You must inform Dakota about the relative cost associated with each level of your model. You can directly edit the cost values in the level/cost table by double-clicking on the cells in the “Cost” column:

Example costs

You can also add new levels by right-clicking the table and choosing “Add Row Before” or “Add Row After.”

Selecting a Method

Method recipes

The last step is to choose a method recipe (i.e. a fully-configured method block with reasonable defaults) from the “Method Recipe” dropdown. Each of these method recipes is slightly different. You can learn about the different Dakota methods being invoked by consulting the method section.

Strategy for MLMF Studies

1. Preview the Dakota input file

Pressing the Preview button with the magnifying glass icon will generate a Dakota study reflecting the MLMF study configuration as depicted here.

Previewing an MLMF Study

This permits review and optional editing in the full Dakota editors as needed.

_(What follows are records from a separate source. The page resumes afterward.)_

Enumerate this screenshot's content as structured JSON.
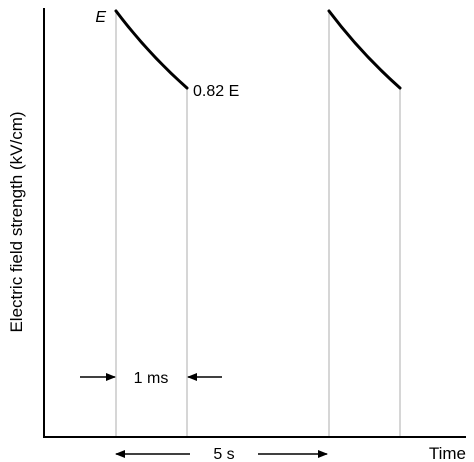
{
  "chart_data": {
    "type": "line",
    "xlabel": "Time",
    "ylabel": "Electric field strength (kV/cm)",
    "grid": false,
    "legend": "none",
    "series": [
      {
        "values": [
          {
            "x": 0,
            "y": 1.0
          },
          {
            "x": 1,
            "y": 0.82
          }
        ]
      },
      {
        "values": [
          {
            "x": 5,
            "y": 1.0
          },
          {
            "x": 6,
            "y": 0.82
          }
        ]
      }
    ],
    "annotations": {
      "start_level": "E",
      "end_level": "0.82 E",
      "pulse_width": "1 ms",
      "pulse_interval": "5 s"
    },
    "colors": {
      "axis": "#000000",
      "pulse_line": "#000000",
      "guide_line": "#c8c8c8"
    }
  }
}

2. Perform a UQ pilot Study

Typically, you will run a single iteration of the UQ study, known as a “pilot study” with the Dakota method in pilot_projection mode to:

  1. Verify the mapping of variables through interfaces to responses;

  2. Refine simulation model cost estimates; and

  3. Assess correlation among the various models in the hierarchy and consequently which MLMF method might be most efficient.

The emerging Project Estimator Performance action will generate plots comparing potential multifidelity UQ estimators applicable to the configured model set, as demonstrated here:

Projecting estimator performance

3. Analyze correlations

To analyze the model correlation, press the “Plot Correlations” button.


This button is currently disabled, as the MLMF editor is still under development, and MLMF correlation plotting has not yet been implemented.

4. Perform final UQ study

Finally, specify a function evaluation or iteration budget, or convergence tolerance, and run it like any other Dakota study.